However, American investors face a stock market that’s already richly valued, and a bond market that produces only modest yields and returns.
Fortunately, other options are available for investors who want to capture big dividends and hold risk to a minimum. For instance, preferred stocks generally provide lower volatility than common stocks and yield close to 6% right now. Real estate investment trusts (REITs) provide diversification and yields often between 3% and 5%. Still other pockets of the market are specifically designed to counter market volatility.
If you’re looking to hide out somewhere other than traditional American stock and bond strategies, here are 12 alternatives that tend to deliver higher yields, extra-stable performance or both.
Data is as of Oct. 23, 2018. Fund expenses provided by Morningstar.
Market value: $15.2 billion
SEC yield: 5.4%*
Expense ratio: 0.46%
With more than $15 billion of assets under management, iShares U.S. Preferred Stock ETF (PFF, $36.13) is the most popular of the preferred stock ETFs.
Preferred shares are known for their bond-like payments, as well as yields that are typically much richer than most bonds. PFF is passively managed and designed to mirror the performance of a benchmark index. The ETF’s portfolio consists of more than 300 preferred-share issues, primarily from the banking (36%), diversified financial (24%), real estate (12%) and insurance (10%) sectors. The preferred stocks are issued by companies such as Becton Dickinson (BDX), Barclays (BCS), Citigroup (C) and Sempra Energy (SRE).
PFF’s 0.46% net expense ratio is below the 0.51% average for this fund category, according to Morningstar. The ETF also has a very low equity beta (0.15%), indicating much less price volatility than the broader U.S. stock market. Better still, its high-yield distributions are paid monthly.
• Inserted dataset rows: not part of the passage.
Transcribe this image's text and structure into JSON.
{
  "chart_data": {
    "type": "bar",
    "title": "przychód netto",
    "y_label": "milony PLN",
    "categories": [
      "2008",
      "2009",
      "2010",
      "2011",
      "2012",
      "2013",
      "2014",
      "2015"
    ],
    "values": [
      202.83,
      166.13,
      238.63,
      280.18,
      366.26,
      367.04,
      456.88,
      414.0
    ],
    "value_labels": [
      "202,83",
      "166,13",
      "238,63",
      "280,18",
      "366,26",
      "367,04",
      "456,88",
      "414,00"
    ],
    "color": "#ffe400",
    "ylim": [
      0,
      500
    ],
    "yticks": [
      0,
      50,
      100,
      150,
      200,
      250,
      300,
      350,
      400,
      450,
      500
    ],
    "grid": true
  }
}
PFF launched in March of 2007 and has generated three- and five-year annual returns of 4.5% and 5.3%, respectively, and a 10-year annual return of 6.4%. Those aren’t rip-roaring growth numbers – but strong returns given the lack of volatility investors enjoy.
*SEC yield reflects the interest earned after deducting fund expenses for the most recent 30-day period and is a standard measure for bond and preferred-stock funds.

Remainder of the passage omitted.